Andy Doan andy.doan@linaro.org writes:
On 01/28/2013 02:27 AM, Dave Pigott wrote:
Looks like we need to plan for some downtime while this happens. I'll make sure I take the boards offline. Can we run something outside the lab to keep availability of job submission?
This seems to be an idea worth at least discussing.
In fact, I think we have discussed it before :-)
It seems like it would be really cool to create some sort of simple scheduler service that basically accepts accepts all job requests and saves them to disk.
Yeah, feels like it should be fairly simple. It could run in EC2 or whatever.
Maybe its preseeded with a job-id so that we can return unique job ID's back to the caller.
I think this is essential. It might help to move away from using the database-assigned primary key id as the id we present to the user maybe? One way this could work though is people _always_ submit to this simple service in the cloud, in which case it could get to assign the IDs.
We then create some type of import tool that, once the service is back online, can suck in this data and execute the jobs.
Right.
Thoughts? Am I solving the wrong problem?
Well. The thing that occurs to me is that what we are doing here is building a system that aims to be available for writes in the face of network partitions, and other people have already built systems that have this property -- it is basically the whole principle behind Amazon's famous dynamo db [1] and the systems it inspired like Riak and Cassandra. It seems unlikely that we'd do a better job than them.

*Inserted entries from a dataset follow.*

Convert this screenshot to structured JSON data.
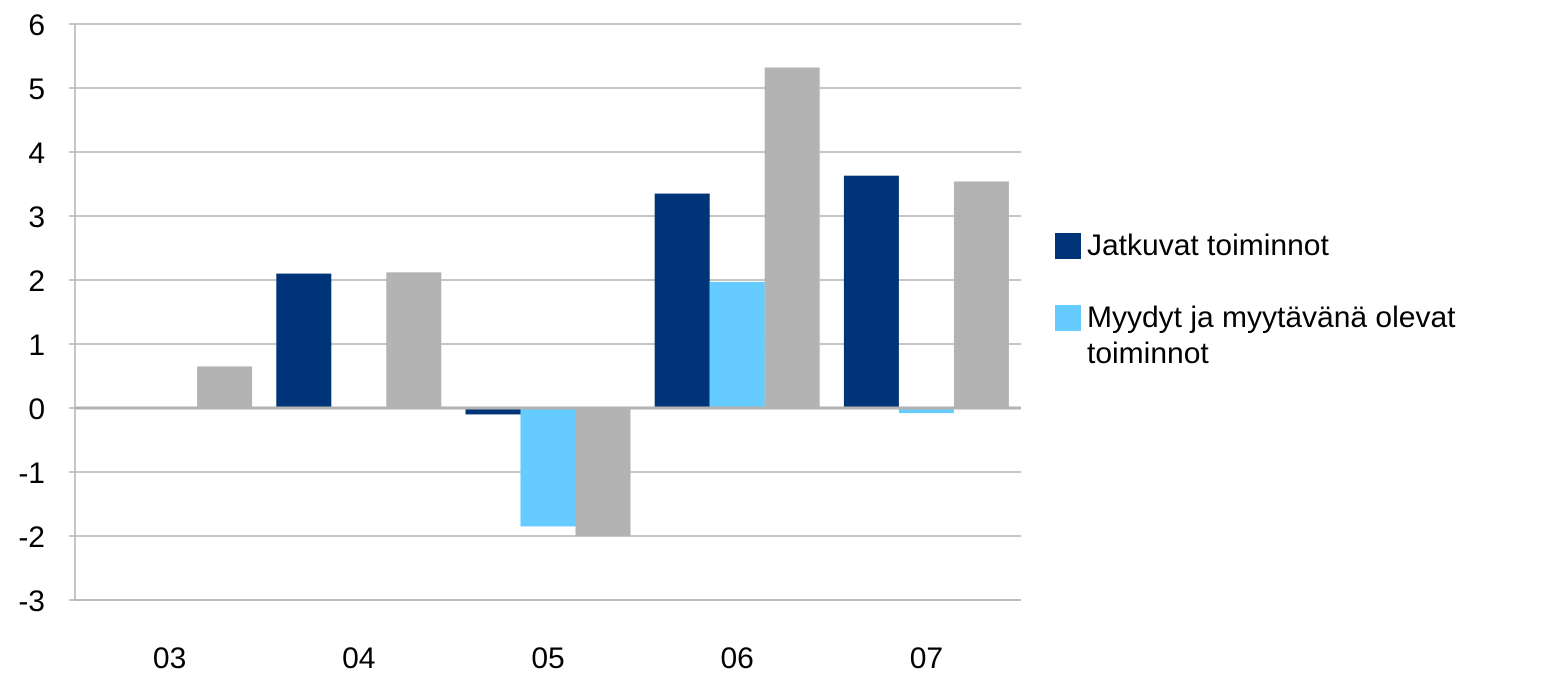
{
  "chart_data": {
    "type": "bar",
    "categories": [
      "03",
      "04",
      "05",
      "06",
      "07"
    ],
    "series": [
      {
        "name": "Jatkuvat toiminnot",
        "color": "#003478",
        "values": [
          0,
          2.1,
          -0.1,
          3.35,
          3.63
        ]
      },
      {
        "name": "Myydyt ja myytävänä olevat toiminnot",
        "color": "#66CCFF",
        "values": [
          0,
          0,
          -1.85,
          1.97,
          -0.08
        ]
      },
      {
        "name": "",
        "color": "#B3B3B3",
        "values": [
          0.65,
          2.12,
          -2.0,
          5.32,
          3.54
        ]
      }
    ],
    "ylim": [
      -3,
      6
    ],
    "yticks": [
      "-3",
      "-2",
      "-1",
      "0",
      "1",
      "2",
      "3",
      "4",
      "5",
      "6"
    ],
    "grid": true,
    "legend_position": "right",
    "title": "",
    "xlabel": "",
    "ylabel": ""
  },
  "legend": {
    "items": [
      {
        "label": "Jatkuvat toiminnot",
        "color": "#003478"
      },
      {
        "label": "Myydyt ja myytävänä olevat toiminnot",
        "color": "#66CCFF"
      }
    ]
  }
}
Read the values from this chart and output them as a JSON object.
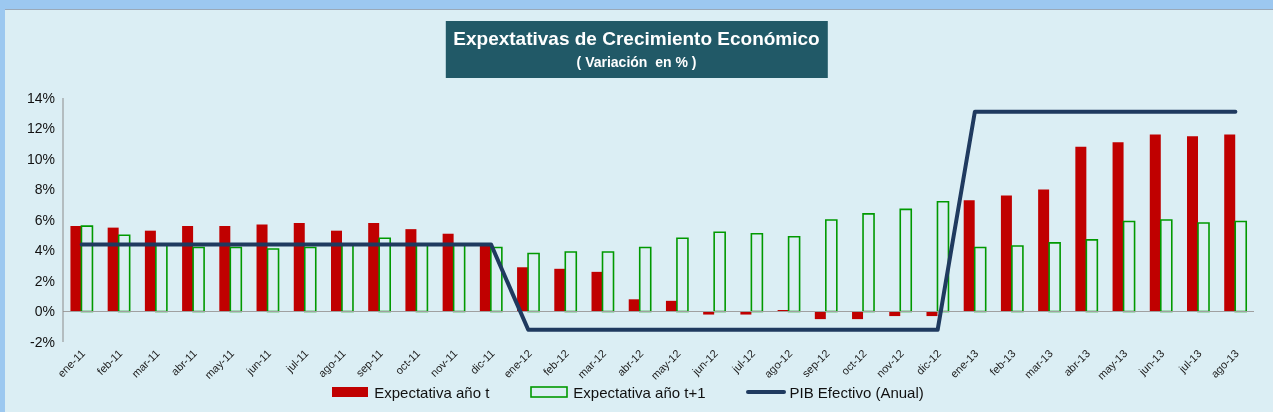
{
  "chart_data": {
    "type": "bar",
    "title": "Expextativas de Crecimiento Económico",
    "subtitle": "( Variación  en % )",
    "categories": [
      "ene-11",
      "feb-11",
      "mar-11",
      "abr-11",
      "may-11",
      "jun-11",
      "jul-11",
      "ago-11",
      "sep-11",
      "oct-11",
      "nov-11",
      "dic-11",
      "ene-12",
      "feb-12",
      "mar-12",
      "abr-12",
      "may-12",
      "jun-12",
      "jul-12",
      "ago-12",
      "sep-12",
      "oct-12",
      "nov-12",
      "dic-12",
      "ene-13",
      "feb-13",
      "mar-13",
      "abr-13",
      "may-13",
      "jun-13",
      "jul-13",
      "ago-13"
    ],
    "series": [
      {
        "name": "Expectativa año t",
        "color": "#c00000",
        "values": [
          5.6,
          5.5,
          5.3,
          5.6,
          5.6,
          5.7,
          5.8,
          5.3,
          5.8,
          5.4,
          5.1,
          4.3,
          2.9,
          2.8,
          2.6,
          0.8,
          0.7,
          -0.2,
          -0.2,
          0.1,
          -0.5,
          -0.5,
          -0.3,
          -0.3,
          7.3,
          7.6,
          8.0,
          10.8,
          11.1,
          11.6,
          11.5,
          11.6
        ]
      },
      {
        "name": "Expectativa año t+1",
        "color": "#009900",
        "values": [
          5.6,
          5.0,
          4.4,
          4.2,
          4.2,
          4.1,
          4.2,
          4.4,
          4.8,
          4.4,
          4.4,
          4.2,
          3.8,
          3.9,
          3.9,
          4.2,
          4.8,
          5.2,
          5.1,
          4.9,
          6.0,
          6.4,
          6.7,
          7.2,
          4.2,
          4.3,
          4.5,
          4.7,
          5.9,
          6.0,
          5.8,
          5.9
        ]
      },
      {
        "name": "PIB Efectivo (Anual)",
        "type": "line",
        "color": "#1f3a5f",
        "values": [
          4.4,
          4.4,
          4.4,
          4.4,
          4.4,
          4.4,
          4.4,
          4.4,
          4.4,
          4.4,
          4.4,
          4.4,
          -1.2,
          -1.2,
          -1.2,
          -1.2,
          -1.2,
          -1.2,
          -1.2,
          -1.2,
          -1.2,
          -1.2,
          -1.2,
          -1.2,
          13.1,
          13.1,
          13.1,
          13.1,
          13.1,
          13.1,
          13.1,
          13.1
        ]
      }
    ],
    "ylim": [
      -2,
      14
    ],
    "yticks": [
      {
        "value": -2,
        "label": "-2%"
      },
      {
        "value": 0,
        "label": "0%"
      },
      {
        "value": 2,
        "label": "2%"
      },
      {
        "value": 4,
        "label": "4%"
      },
      {
        "value": 6,
        "label": "6%"
      },
      {
        "value": 8,
        "label": "8%"
      },
      {
        "value": 10,
        "label": "10%"
      },
      {
        "value": 12,
        "label": "12%"
      },
      {
        "value": 14,
        "label": "14%"
      }
    ],
    "legend": "bottom"
  }
}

One thing that I don't completely understand how to replicate if we have a simple job-accepting scheduler in the cloud is the sanity check about the submitting user being able to submit results to the stream specified in the job -- or even if token provided while submitting the job is valid, come to think of it!
Cheers, mwh
[1] Everyone in computing should take the 40 minutes or so it takes to read this paper: http://www.allthingsdistributed.com/files/amazon-dynamo-sosp2007.pdf if only for this quote:
"For example, customers should be able to view and add items to their shopping cart even if disks are failing, network routes are flapping, or data centers are being destroyed by tornados."